Il Ministro della Cultura Franceschini vuole sostutire cinema e teatri con la TV?
Malgrado l’assenza di evidenze di trasmissione del virus, la mannaia del DPCM di Conte si è abbattuto su teatri, cinema e sale concerti. Immediata la reazione di operatori, professionisti e lavoratori dello spettacolo che non accettano il ruolo di vittime sacrificali di un governo che, non avendo idea di come contrastare la pandemia, chiude un po’ qui un po’ lì nel nome del sempre valido “‘ndo cojo cojo”. Col risultato che è consentito assistere alla messa (giustissimo ndr.) ma non a un film o a uno spettacolo teatrale.

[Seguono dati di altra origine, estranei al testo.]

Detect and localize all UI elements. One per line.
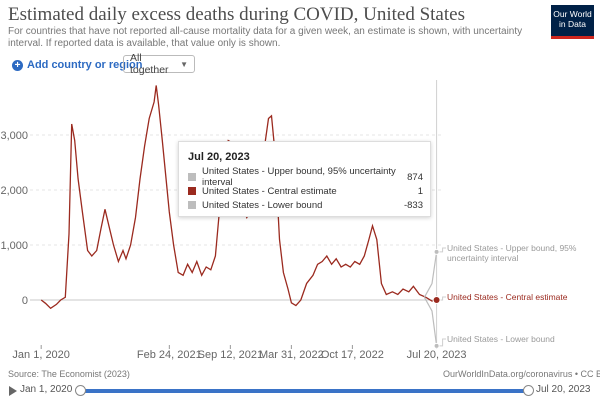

Oltre alle notevoli conseguenze economiche vi sono quelle non meno gravi sulla diffusione della cultura in un Paese come l’Italia, afflitto da una crisi dell’istruzione sempre più grave e guidato da una classe dirigente tra le più impreparate in occidente.
A fronte di questo inutile sfascio consumato sull’altare dell’impreparazione, il Ministro della Cultura e aspirante Presidente della Repubblica (sic ndr.) ha lanciato un messaggio tutto cuore e lungimiranza: “rivolgo un appello, affinché le emittenti diano ampio spazio a teatro, musica, danza e cinema, non solo attingendo dal giacimento delle repliche, ma anche immaginando e sperimentando nuove produzioni e nuove iniziative”.
Ci pare di vederle le decine di migliaia di compagnie teatrali, associazioni culturali, cooperative, orchestre, complessi musicali colpiti in tutta Italia dal provvedimento che, con pennetta usb in tasca, bussano alla porta delle emittenti per domandare la trasmissione dei propri spettacoli e progetti.
Che dire poi di costumisti, service audio luci, tecnici, attrezzisti, fonici, e tutte quelle professionalità operanti nel mondo dello spettacolo. Ci sarà spazio per loro nelle redazioni tv?
Se poi si vuole promuovere la trasmissione in tv di classici o grandi produzioni internazionali, qualcuno informi il Ministro dell’esistenza di Youtube e della mole di contenuti di tale natura lì presenti. Per il mondo dello spettacolo e della cultura c’è bisogno di Teatri e Cinema aperti non di dichiarazioni estemporanee che, per via delle loro pochezza, risultano perfino derisorie nei riguardi di chi patisce gli effetti di una chiusura arbitraria e ingiustificata.